Em primeira reportagem de série sobre violações aos direitos humanos na Palestina, Ponte entrevista menina de 14 anos que passou 4 meses numa prisão em Israel

Polícia israelense prende menino de 11 anos acusado de atirar pedras em Jerusalém Oriental | Foto: Majd Gaith/Human Rights Watch

Eu estava andando para a escola quando um carro da segurança do assentamento tentou me atropelar. Eu desmaiei. Quando acordei, havia uma faca do meu lado e eu estava cercada de pessoas perguntando porque eu tinha uma faca. Fizeram de um jeito que era para parecer que eu tinha uma faca. Eu estava algemada no chão e eles me chutavam e gritavam comigo o tempo todo. Eu falei para eles que eu não tinha uma faca.*

A menina K. tinha 14 anos quando isso aconteceu em uma manhã de dezembro de 2015. A criança foi detida e oito dias depois a corte militar israelense a condenou a 4 meses de prisão e pagamento de 5 mil shekels (cerca de R$ 4.300). Em 2015 houve um aumento no número de crianças palestinas presas após a onda de violência iniciada em outubro. Segundo a ONG Adameer, 156 menores foram presos em 2014 e outros 470 só em 2015; 2016 terminou com 400 menores palestinos presos por autoridades israelenses, meninos em sua maioria.

Levantamento de outra instituição, a ONG Defense For Children International – Palestina (DCI – Defesa de Crianças Internacional, em tradução livre) mostra que 2016 foi o ano com mais mortes de crianças palestinas por forças israelenses da última década: 32 mortos na Cisjordânia e Jerusalém Oriental.

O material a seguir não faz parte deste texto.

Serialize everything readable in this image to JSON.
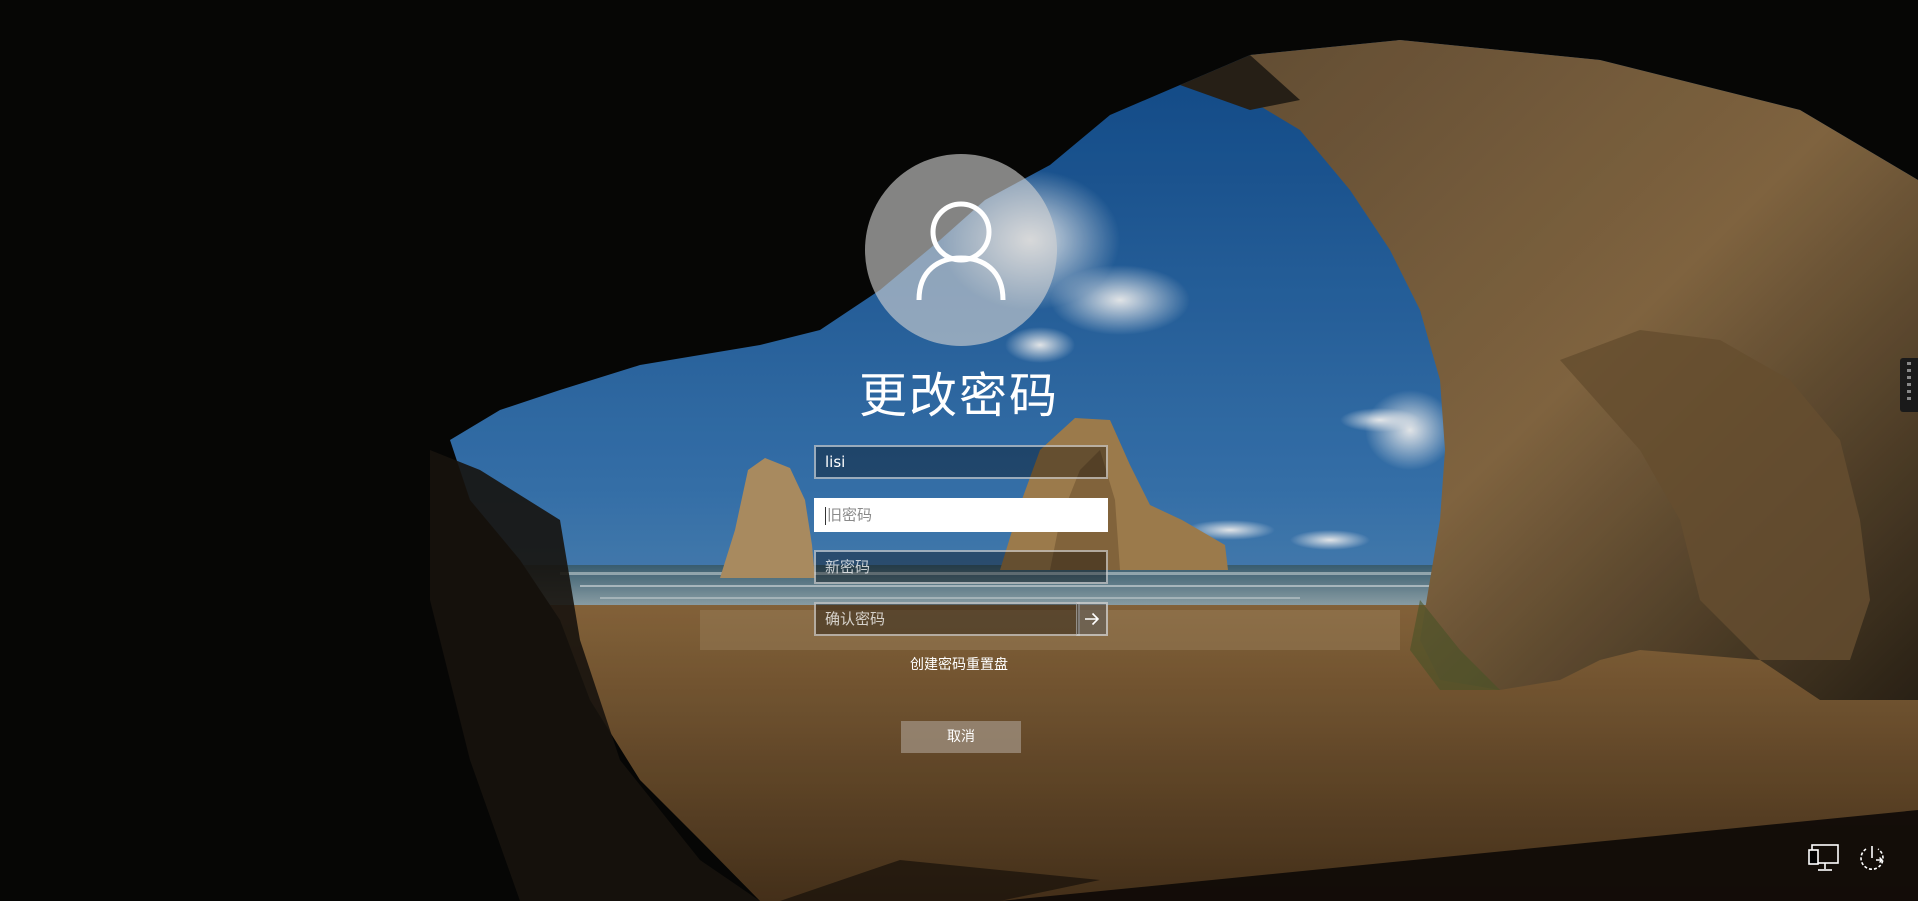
{
  "screen": {
    "title": "更改密码"
  },
  "form": {
    "username_value": "lisi",
    "old_password_placeholder": "旧密码",
    "new_password_placeholder": "新密码",
    "confirm_password_placeholder": "确认密码"
  },
  "links": {
    "reset_disk": "创建密码重置盘"
  },
  "buttons": {
    "cancel": "取消",
    "submit_icon": "arrow-right-icon"
  },
  "tray": {
    "network_icon": "network-icon",
    "power_icon": "power-icon"
  },
  "colors": {
    "text": "#ffffff",
    "cancel_bg": "#a0917f"
  }
}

Os palestinos que vivem na Cisjordânia estão sob as leis militares israelenses desde 1967, quando o território foi ocupado na Guerra dos Seis Dias. Já os colonos que moram em assentamentos estão sujeitos ao sistema legal civil de Israel. As leis militares aplicadas na Cisjordânia permitem que uma criança a partir de 12 anos seja presa. Dos 12 aos 13 anos, palestinos estão sujeitos a uma pena máxima de 6 meses; dos 14 aos 15, são potenciais 12 meses na prisão, com a exceção de crimes com sentença de 5 anos ou mais. Em 2011, o comando militar israelense aumentou a maioridade em seu sistema dos 16 para os 18 anos. Entretanto, palestinos na faixa de idade de 16 a 17 ainda são sujeitos às mesmas sentenças que adultos.

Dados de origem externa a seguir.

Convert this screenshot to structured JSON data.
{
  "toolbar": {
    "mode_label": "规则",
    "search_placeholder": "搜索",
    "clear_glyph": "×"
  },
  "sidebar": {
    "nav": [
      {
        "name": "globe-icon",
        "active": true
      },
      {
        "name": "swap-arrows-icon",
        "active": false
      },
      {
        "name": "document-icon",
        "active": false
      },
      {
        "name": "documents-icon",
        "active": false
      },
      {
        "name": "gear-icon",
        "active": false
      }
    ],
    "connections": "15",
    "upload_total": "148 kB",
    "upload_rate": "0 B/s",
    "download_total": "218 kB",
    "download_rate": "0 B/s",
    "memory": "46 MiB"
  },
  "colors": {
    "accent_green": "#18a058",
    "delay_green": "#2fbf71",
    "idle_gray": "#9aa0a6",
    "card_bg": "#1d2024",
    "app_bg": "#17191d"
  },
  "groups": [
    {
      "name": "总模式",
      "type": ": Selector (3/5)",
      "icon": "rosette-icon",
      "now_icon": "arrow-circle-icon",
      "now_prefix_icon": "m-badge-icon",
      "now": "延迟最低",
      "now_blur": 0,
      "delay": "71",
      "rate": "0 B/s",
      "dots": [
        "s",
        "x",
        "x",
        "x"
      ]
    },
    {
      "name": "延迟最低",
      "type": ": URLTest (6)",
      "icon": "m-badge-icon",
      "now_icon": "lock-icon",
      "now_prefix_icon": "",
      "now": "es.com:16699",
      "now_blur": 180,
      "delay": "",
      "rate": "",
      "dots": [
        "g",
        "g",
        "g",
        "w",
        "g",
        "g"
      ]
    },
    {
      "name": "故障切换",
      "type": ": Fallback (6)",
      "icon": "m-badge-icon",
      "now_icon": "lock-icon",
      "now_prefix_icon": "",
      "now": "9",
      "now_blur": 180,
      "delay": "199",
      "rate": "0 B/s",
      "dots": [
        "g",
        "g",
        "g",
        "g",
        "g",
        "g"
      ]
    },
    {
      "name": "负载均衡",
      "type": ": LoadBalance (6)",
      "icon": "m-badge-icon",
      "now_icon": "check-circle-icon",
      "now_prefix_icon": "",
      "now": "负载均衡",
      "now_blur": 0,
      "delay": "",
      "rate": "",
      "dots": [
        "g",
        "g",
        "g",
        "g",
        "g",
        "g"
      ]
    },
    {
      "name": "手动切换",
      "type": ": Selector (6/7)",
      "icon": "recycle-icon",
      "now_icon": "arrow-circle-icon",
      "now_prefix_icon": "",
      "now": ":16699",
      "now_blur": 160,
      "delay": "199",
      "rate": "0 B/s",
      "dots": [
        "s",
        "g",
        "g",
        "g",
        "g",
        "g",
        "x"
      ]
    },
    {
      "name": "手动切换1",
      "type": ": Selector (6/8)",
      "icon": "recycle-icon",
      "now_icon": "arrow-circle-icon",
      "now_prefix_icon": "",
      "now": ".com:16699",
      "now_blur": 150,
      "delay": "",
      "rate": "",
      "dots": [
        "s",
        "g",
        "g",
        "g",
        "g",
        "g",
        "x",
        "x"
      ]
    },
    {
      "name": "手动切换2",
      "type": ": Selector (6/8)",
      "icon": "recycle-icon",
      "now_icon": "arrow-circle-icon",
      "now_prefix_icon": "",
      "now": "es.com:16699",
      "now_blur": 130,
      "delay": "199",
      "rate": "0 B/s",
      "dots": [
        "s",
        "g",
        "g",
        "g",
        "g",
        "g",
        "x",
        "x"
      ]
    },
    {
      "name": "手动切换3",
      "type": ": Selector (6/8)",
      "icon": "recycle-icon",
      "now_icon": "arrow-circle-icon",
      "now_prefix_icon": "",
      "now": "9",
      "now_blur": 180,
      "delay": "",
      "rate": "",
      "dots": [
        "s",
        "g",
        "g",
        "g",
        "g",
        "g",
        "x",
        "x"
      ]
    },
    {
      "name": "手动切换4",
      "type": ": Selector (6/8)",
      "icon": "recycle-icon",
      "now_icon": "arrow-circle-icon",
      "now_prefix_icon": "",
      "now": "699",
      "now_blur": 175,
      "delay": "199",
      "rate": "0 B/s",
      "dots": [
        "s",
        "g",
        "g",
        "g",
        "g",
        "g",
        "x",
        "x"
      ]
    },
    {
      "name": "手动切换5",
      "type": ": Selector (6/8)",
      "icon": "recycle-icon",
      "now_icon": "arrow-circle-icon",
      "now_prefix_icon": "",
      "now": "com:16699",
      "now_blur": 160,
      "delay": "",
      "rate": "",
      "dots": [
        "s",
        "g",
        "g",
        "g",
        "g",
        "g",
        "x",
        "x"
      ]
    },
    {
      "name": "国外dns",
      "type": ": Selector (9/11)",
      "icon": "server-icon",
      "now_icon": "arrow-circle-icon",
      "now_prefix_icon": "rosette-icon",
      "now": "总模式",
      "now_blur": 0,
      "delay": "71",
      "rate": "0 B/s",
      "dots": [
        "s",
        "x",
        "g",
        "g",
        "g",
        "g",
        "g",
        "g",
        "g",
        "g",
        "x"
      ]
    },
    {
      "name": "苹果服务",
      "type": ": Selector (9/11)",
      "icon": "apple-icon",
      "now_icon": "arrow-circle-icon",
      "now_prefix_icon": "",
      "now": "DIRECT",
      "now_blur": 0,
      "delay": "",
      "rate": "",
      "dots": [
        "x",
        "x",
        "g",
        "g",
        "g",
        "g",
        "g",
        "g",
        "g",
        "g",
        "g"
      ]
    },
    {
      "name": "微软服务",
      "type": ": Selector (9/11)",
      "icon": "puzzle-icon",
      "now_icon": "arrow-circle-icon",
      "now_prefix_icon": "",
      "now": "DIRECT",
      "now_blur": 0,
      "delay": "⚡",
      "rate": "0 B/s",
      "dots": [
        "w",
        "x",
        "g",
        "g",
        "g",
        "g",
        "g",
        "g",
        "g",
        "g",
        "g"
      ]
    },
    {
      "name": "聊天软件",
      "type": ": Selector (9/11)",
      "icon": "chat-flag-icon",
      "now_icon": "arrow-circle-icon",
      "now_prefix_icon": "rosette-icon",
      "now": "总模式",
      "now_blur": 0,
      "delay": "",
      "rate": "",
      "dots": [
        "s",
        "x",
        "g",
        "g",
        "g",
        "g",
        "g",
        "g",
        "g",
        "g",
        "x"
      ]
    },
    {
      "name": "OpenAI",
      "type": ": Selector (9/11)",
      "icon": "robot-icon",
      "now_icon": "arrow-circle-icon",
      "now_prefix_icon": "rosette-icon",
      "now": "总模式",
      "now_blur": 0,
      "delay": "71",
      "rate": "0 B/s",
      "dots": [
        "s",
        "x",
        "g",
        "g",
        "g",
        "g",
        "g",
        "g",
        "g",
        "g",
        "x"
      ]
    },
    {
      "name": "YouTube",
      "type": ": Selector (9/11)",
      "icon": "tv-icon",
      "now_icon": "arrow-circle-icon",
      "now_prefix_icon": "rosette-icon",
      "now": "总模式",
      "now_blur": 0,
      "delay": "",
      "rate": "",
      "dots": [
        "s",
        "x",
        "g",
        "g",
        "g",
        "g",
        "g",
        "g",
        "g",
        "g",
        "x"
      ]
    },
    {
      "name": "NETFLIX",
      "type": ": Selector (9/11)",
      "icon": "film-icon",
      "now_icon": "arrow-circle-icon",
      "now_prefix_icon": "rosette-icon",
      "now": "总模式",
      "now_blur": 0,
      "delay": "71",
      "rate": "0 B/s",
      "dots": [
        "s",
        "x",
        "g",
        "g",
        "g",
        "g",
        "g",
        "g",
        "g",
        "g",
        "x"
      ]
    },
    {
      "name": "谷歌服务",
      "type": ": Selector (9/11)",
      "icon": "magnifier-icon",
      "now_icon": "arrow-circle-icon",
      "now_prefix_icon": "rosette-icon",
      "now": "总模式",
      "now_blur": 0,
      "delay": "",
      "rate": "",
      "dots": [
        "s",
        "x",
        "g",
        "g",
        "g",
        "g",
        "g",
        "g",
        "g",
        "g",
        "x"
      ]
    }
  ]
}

Segundo a ordem militar 1651, atirar “objeto, incluindo uma pedra” em uma pessoa, propriedade ou veículo, com a intenção de causar danos, pode levar a uma sentença de até 10 ou 20 anos de prisão. A razão mais comum para a prisão de crianças é justamente a acusação de atirar pedras em alvos militares ou assentamentos.

Naquela manhã, K. diz que foi retirada do chão por um segurança que, ao colocá-la no carro, bateu sua cabeça fortemente contra o veículo. “Ele estava falando muitos palavrões e coisas muito feias em árabe. Eu fiquei muito nervosa e respondi para ele”, conta a menina, em entrevista realizada pela Ponte em novembro do ano passado. Ela foi levada para outra estrada, dentro do assentamento, onde foi colocada no chão novamente e interrogada por cerca de 30 minutos.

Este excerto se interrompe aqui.